C’est ce qui manquait au protéique et c’est ce que l’homme seul pouvait lui donner.

Les habitants du souterrain étaient comme ces fourmis ouvrières qui mâchent la nourriture des reines. Mais ils n’en avaient pas conscience. Ceux d’en haut, tels des dieux, le savaient, eux.

Ayant donné au biofrère tout ce qu’il avait appris durant la nuit, l’habitant du souterrain oubliait aussitôt ce qui, il y a une heure encore, lui apparaissait avec des couleurs vives. Après que le biofrère eut « copié » l’information de son éducateur du souterrain, le cerveau de celui-ci redevenait net comme un tableau d’école essuyé. Le soir, ses cellules cérébrales étaient absolument vides.

Puis, la nuit tombait, et tout recommençait…

Ceux d’en haut organisèrent les choses de telle sorte qu’après la séance de communication avec le biofrère, l’homme devait oublier complètement ce qu’il avait vu en rêve la nuit précédente ; sinon, il se produirait, chose inadmissible, une confusion d’informations. Le cerveau protéique ne pouvait absorber l’information qu’à des doses strictement calculées.

Pour la même raison, celui du souterrain devait en savoir le moins possible tant sur lui-même que sur les autres. En aurait-il besoin ? Il n’était qu’un informateur, et les données superflues ne feraient que surcharger son cerveau.

Et puis, l’information sur soi-même est difficile à effacer, elle peut rester pour toujours.

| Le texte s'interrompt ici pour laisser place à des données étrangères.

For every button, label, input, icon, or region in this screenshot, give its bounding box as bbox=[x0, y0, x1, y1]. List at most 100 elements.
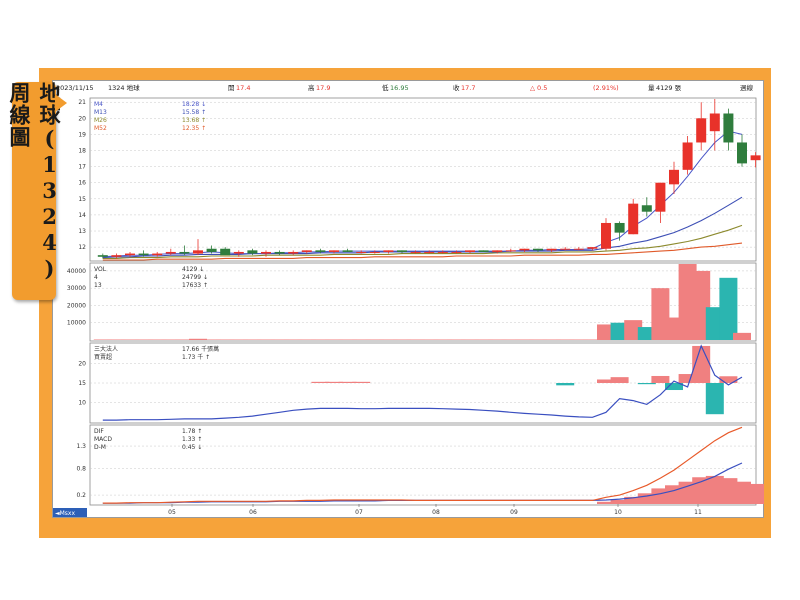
scroll-left-label[interactable]: ◄Msxx bbox=[55, 510, 75, 517]
institutional-marks bbox=[102, 344, 743, 421]
volume-bar bbox=[148, 339, 167, 340]
legend-name: VOL bbox=[94, 266, 107, 273]
candle-body bbox=[519, 248, 530, 251]
volume-bar bbox=[651, 288, 670, 340]
candle-body bbox=[628, 203, 639, 235]
oscillator-bar bbox=[624, 496, 643, 504]
volume-bar bbox=[175, 339, 194, 340]
candle-body bbox=[193, 250, 203, 254]
candle-body bbox=[97, 255, 108, 257]
volume-marks bbox=[93, 264, 751, 340]
legend-value: 13.68 ↑ bbox=[182, 117, 206, 124]
volume-bar bbox=[325, 339, 343, 340]
candle-body bbox=[424, 251, 435, 253]
volume-bar bbox=[719, 277, 738, 340]
y-tick-label: 20000 bbox=[67, 302, 86, 309]
candle-body bbox=[696, 118, 707, 143]
candle-body bbox=[465, 250, 475, 252]
legend-name: M26 bbox=[94, 117, 107, 124]
candle-body bbox=[492, 250, 503, 252]
macd-panel bbox=[89, 424, 757, 506]
candle-body bbox=[356, 251, 367, 253]
change-value: 0.5 bbox=[537, 84, 547, 92]
volume-bar bbox=[257, 339, 275, 340]
candle-body bbox=[274, 251, 285, 254]
oscillator-bar bbox=[719, 478, 738, 504]
candle-body bbox=[478, 250, 489, 252]
mode-label[interactable]: 週線 bbox=[740, 83, 754, 92]
candle-body bbox=[641, 205, 652, 212]
volume-bar bbox=[338, 339, 357, 340]
change-label: △ bbox=[530, 84, 535, 92]
volume-bar bbox=[379, 339, 398, 340]
net-buy-bar bbox=[325, 381, 343, 383]
legend-name: 買賣超 bbox=[94, 353, 112, 361]
candle-body bbox=[138, 253, 149, 256]
net-buy-bar bbox=[352, 381, 371, 383]
legend-name: M52 bbox=[94, 125, 107, 132]
volume-bar bbox=[488, 339, 507, 340]
volume-bar bbox=[678, 264, 697, 340]
y-tick-label: 40000 bbox=[67, 268, 86, 275]
candle-body bbox=[179, 251, 190, 254]
candle-body bbox=[165, 251, 176, 254]
volume-bar bbox=[93, 339, 112, 340]
legend-value: 24799 ↓ bbox=[182, 274, 208, 281]
y-tick-label: 10 bbox=[78, 400, 86, 407]
y-tick-labels: 12 13 14 15 16 17 18 19 20 21 10000 20000 30000 40000… bbox=[67, 99, 86, 499]
volume-bar bbox=[161, 339, 180, 340]
chart-window bbox=[52, 80, 764, 518]
dif-line bbox=[102, 426, 743, 504]
candle-body bbox=[614, 222, 625, 233]
volume-bar bbox=[297, 339, 316, 340]
legend-name: M4 bbox=[94, 101, 103, 108]
legend-value: 17.66 千張萬 bbox=[182, 345, 219, 353]
volume-bar bbox=[556, 339, 575, 340]
candle-body bbox=[737, 142, 747, 164]
x-tick-labels: 05 06 07 08 09 10 11 bbox=[168, 504, 702, 516]
legend-name: DIF bbox=[94, 428, 104, 435]
volume-bar bbox=[284, 339, 303, 340]
volume-label: 量 bbox=[648, 84, 655, 92]
scroll-left-button[interactable] bbox=[53, 508, 87, 517]
candle-body bbox=[315, 250, 326, 252]
candle-body bbox=[505, 250, 516, 252]
volume-bar bbox=[202, 339, 221, 340]
close-label: 收 bbox=[453, 83, 460, 92]
net-buy-bar bbox=[597, 379, 615, 383]
candle-body bbox=[655, 182, 666, 212]
candle-body bbox=[410, 251, 421, 253]
candle-body bbox=[220, 248, 231, 256]
high-value: 17.9 bbox=[316, 84, 330, 92]
ma-line-m52 bbox=[102, 242, 743, 261]
volume-bar bbox=[733, 332, 751, 340]
x-tick-label: 10 bbox=[614, 509, 622, 516]
candle-body bbox=[369, 251, 380, 253]
candle-body bbox=[342, 250, 353, 252]
volume-bar bbox=[420, 339, 439, 340]
y-tick-label: 1.3 bbox=[76, 443, 86, 450]
open-label: 開 bbox=[228, 84, 235, 92]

Les habitants du souterrain ne se souvenaient pas les uns des autres, les liens de parenté leur étaient inconnus. Ils formaient une masse compacte et impersonnelle qui quittait le matin et regagnait le soir ses « cellules » aseptisées.

Il était donc étonnant que Kron Four eût remarqué depuis un moment ce personnage de grande taille et légèrement voûté. Il y avait dans le regard de cet homme quelque chose qui attirait l’attention. Ses yeux n’étaient pas vides et inexpressifs comme ceux des autres hôtes du souterrain. Le garçon sentait confusément que l’homme le captivait. Et est-ce que le fait qu’il se souvenait de ce vieillard n’était pas déjà extraordinaire en soi ?

Plusieurs jours de suite, ils se rencontrèrent de bon matin sur le tapis roulant et, une fois, le vieux sourit même à Kron et lui adressa un clin d’œil à peine perceptible. La peau synthétique se gonflait sur le corps du vieillard, comme si elle appartenait à un autre, bien que cela fût impossible, car l’enveloppe protectrice était pulvérisée directement sur le corps de l’habitant du souterrain.

Une fois, leurs doigts se touchèrent sur la main courante de caoutchouc, ce serpent interminable qui luisait dans la lueur rappelant l’aube des panneaux.